К директору школы Ивану Кузьмичу Новикову, по прозвищу «Кузьма», на первых порах никакого респекта у меня, естественно, не было. Директор — он и есть директор: его боятся и стараются не попасть ему на глаза. Не попасть на глаза «Кузьме» было практически невозможно. Почти каждое утро он стоял в раздевалке, у входа, и сам отмечал тех, кто пришел с опозданием. Таковым оказался и я — почти сразу после того, как стал учеником сто десятой. «Фамилия?» — спросил «Кузьма»: не всех новичков он еще знал в лицо. Я назвался, ожидая разноса. Директорский карандаш повис в воздухе. «Кузьма» вгляделся в меня, вмятина на его лбу — след тяжкой мозговой операции — стала еще глубже. Произнес со значением:

— В нашей школе учился Борис Ваксберг… Это не твой родственник?

На какое-то мгновенье я замешкался. Вопрос застал меня врасплох. О том, что мой двоюродный брат учился в этой школе, ни я, ни мама не знали. Зато я хорошо знал, что дядя, отец Бориса, профессор Матвей Ваксберг выслан с матерью (моей бабушкой) в Казахстан. Как брат расстрелянного врага народа, Генриха, другого моего дяди. И что об этом не следует никому говорить: так мне давно повелела мама.

— Нет, не мой! — бойко ответил я.

«Кузьма» посмотрел на меня еще строже и, не сделав в своем блокноте никакой пометки, коротко бросил: — Ладно, иди!

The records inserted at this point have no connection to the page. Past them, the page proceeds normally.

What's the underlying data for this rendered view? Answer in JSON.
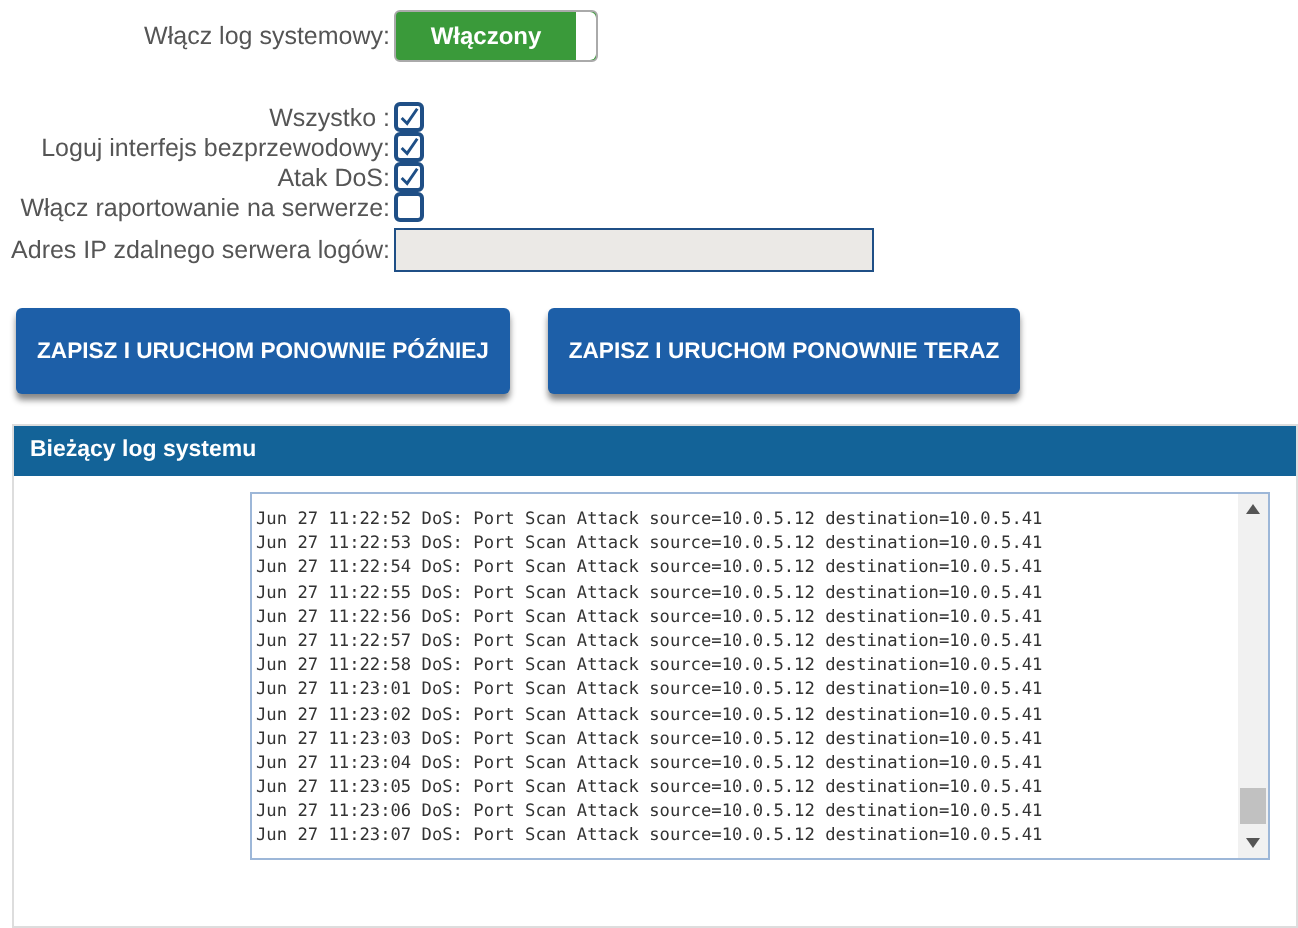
{
  "syslog_toggle": {
    "label": "Włącz log systemowy:",
    "value": "Włączony",
    "on": true
  },
  "options": [
    {
      "label": "Wszystko :",
      "checked": true
    },
    {
      "label": "Loguj interfejs bezprzewodowy:",
      "checked": true
    },
    {
      "label": "Atak DoS:",
      "checked": true
    },
    {
      "label": "Włącz raportowanie na serwerze:",
      "checked": false
    }
  ],
  "server_ip": {
    "label": "Adres IP zdalnego serwera logów:",
    "disabled": true
  },
  "buttons": [
    "ZAPISZ I URUCHOM PONOWNIE PÓŹNIEJ",
    "ZAPISZ I URUCHOM PONOWNIE TERAZ"
  ],
  "log_panel": {
    "title": "Bieżący log systemu",
    "lines": [
      "Jun 27 11:22:52  DoS: Port Scan Attack source=10.0.5.12 destination=10.0.5.41",
      "Jun 27 11:22:53  DoS: Port Scan Attack source=10.0.5.12 destination=10.0.5.41",
      "Jun 27 11:22:54  DoS: Port Scan Attack source=10.0.5.12 destination=10.0.5.41",
      "Jun 27 11:22:55  DoS: Port Scan Attack source=10.0.5.12 destination=10.0.5.41",
      "Jun 27 11:22:56  DoS: Port Scan Attack source=10.0.5.12 destination=10.0.5.41",
      "Jun 27 11:22:57  DoS: Port Scan Attack source=10.0.5.12 destination=10.0.5.41",
      "Jun 27 11:22:58  DoS: Port Scan Attack source=10.0.5.12 destination=10.0.5.41",
      "Jun 27 11:23:01  DoS: Port Scan Attack source=10.0.5.12 destination=10.0.5.41",
      "Jun 27 11:23:02  DoS: Port Scan Attack source=10.0.5.12 destination=10.0.5.41",
      "Jun 27 11:23:03  DoS: Port Scan Attack source=10.0.5.12 destination=10.0.5.41",
      "Jun 27 11:23:04  DoS: Port Scan Attack source=10.0.5.12 destination=10.0.5.41",
      "Jun 27 11:23:05  DoS: Port Scan Attack source=10.0.5.12 destination=10.0.5.41",
      "Jun 27 11:23:06  DoS: Port Scan Attack source=10.0.5.12 destination=10.0.5.41",
      "Jun 27 11:23:07  DoS: Port Scan Attack source=10.0.5.12 destination=10.0.5.41"
    ]
  }
}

Следующая с ним встреча произошла через несколько дней. Прозвенел звонок с перемены — перепрыгивая через ступеньки, я мчался в класс и чуть не сбил «Кузьму» с ног. «Задержись», — остановил он меня. Коридор опустел, мы остались одни.

— Твой брат Борис, — подчеркнуто тихо сказал он, отведя в сторону взгляд, — был гордостью нашей школы. Не надо от него отрекаться. И вообще — ни от кого. Родных не выбирают… Теперь иди. Скажешь, был у меня.

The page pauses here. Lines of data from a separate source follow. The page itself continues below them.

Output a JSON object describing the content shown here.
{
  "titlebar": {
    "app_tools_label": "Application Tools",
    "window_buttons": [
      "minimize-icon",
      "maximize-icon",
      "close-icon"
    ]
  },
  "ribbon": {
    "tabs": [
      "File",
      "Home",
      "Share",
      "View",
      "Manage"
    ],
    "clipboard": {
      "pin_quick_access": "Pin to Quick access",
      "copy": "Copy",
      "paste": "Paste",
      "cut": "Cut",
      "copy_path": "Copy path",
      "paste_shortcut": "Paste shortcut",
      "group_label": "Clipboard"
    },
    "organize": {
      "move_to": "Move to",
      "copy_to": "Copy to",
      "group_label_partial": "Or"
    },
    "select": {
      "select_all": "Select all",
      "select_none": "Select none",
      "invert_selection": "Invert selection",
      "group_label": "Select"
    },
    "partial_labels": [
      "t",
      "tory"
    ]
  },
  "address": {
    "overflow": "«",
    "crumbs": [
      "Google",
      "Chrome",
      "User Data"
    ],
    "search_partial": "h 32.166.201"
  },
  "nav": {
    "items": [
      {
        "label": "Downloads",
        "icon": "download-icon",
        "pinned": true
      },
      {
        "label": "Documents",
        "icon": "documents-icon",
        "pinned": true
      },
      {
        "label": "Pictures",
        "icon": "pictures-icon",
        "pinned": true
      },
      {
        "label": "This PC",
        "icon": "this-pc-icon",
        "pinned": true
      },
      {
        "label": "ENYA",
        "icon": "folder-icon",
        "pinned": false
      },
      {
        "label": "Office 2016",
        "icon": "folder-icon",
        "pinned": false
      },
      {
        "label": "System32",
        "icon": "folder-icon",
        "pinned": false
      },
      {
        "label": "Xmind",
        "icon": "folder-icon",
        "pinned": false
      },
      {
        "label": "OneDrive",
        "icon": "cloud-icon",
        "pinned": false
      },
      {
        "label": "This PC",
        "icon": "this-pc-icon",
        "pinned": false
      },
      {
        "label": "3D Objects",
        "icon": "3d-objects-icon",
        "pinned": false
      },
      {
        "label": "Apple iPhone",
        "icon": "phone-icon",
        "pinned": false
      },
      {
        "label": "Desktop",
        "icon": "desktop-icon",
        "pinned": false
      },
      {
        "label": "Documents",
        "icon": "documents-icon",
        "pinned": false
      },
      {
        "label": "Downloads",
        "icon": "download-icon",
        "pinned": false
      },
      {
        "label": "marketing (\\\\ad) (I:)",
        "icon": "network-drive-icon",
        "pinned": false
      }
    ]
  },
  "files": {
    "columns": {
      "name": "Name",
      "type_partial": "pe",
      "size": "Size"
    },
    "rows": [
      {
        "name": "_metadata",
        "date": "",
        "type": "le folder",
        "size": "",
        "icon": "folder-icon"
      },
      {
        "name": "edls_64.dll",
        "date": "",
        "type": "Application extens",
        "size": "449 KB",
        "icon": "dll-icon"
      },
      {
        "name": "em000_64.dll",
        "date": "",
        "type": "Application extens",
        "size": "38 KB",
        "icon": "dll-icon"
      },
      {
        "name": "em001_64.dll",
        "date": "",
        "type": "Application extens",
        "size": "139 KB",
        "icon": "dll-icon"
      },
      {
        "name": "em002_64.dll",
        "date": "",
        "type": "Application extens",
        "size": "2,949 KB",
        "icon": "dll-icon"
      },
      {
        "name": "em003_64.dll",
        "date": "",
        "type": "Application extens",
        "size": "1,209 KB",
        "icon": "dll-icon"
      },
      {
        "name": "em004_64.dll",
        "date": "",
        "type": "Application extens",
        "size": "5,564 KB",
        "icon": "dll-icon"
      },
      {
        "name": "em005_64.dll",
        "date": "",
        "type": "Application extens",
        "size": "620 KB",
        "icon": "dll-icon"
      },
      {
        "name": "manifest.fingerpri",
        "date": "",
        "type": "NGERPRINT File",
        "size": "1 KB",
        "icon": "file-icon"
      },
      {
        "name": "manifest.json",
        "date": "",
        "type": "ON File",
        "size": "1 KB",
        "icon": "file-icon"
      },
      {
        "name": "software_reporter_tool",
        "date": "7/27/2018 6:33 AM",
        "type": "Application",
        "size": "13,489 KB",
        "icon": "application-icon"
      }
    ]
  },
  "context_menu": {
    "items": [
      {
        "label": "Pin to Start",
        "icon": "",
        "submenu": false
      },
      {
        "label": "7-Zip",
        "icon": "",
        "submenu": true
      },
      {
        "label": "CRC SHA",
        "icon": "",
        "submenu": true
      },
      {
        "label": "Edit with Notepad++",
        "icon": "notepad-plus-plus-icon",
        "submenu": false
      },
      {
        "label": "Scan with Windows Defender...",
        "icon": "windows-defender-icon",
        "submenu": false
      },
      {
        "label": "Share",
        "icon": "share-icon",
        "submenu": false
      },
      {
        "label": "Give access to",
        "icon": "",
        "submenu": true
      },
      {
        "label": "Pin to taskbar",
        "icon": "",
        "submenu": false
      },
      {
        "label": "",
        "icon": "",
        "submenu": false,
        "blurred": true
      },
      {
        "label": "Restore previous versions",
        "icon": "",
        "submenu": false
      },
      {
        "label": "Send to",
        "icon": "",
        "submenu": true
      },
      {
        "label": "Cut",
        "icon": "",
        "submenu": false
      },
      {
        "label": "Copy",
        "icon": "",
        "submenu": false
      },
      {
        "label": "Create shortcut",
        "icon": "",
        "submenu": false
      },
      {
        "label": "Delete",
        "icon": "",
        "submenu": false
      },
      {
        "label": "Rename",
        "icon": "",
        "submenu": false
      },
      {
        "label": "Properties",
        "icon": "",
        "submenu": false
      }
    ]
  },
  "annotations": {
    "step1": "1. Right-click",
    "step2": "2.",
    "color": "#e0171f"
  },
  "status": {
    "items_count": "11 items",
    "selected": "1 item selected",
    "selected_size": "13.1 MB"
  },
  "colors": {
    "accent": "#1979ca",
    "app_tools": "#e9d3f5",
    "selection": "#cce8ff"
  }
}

Могу поручиться, что эти его слова я запомнил в точности — на всю жизнь. Сколько ни роюсь в памяти, ничто от той поры не сохранилось в ней столь отчетливо, ничто не врезалось с такой пронзительной силой. Ударил наотмашь… Как я ему благодарен за этот удар! С тех пор между нами установилась особая связь, порожденная общей тайной. На его строгое отношение ко мне это не повлияло никак.

Борис был действительно человек поразительный, хотя я помню его очень смутно. В восьмом классе он стал уже кандидатом в шахматные мастера: тогда это была редкость великая, ему прочили огромное будущее. Я был совсем ребенком, но тоже баловался в шахматишки. Однажды Борис предложил сыграть со мной вслепую и поставил мат на шестнадцатом ходу: я запомнил это число как свой безутешный позор. Потом он сыграл «нормально», дав мне фору: ферзя. Я проиграл. Дал ферзя и ладью — результат был такой же. Добавил еще и коня — я проиграл. «Продолжим?» — тоскливо спросил он. Я отказался.

Его мать, очень крупный химик, была в разводе с Матвеем: поэтому, надо думать, Борис не отправился вслед за отцом в казахстанские степи.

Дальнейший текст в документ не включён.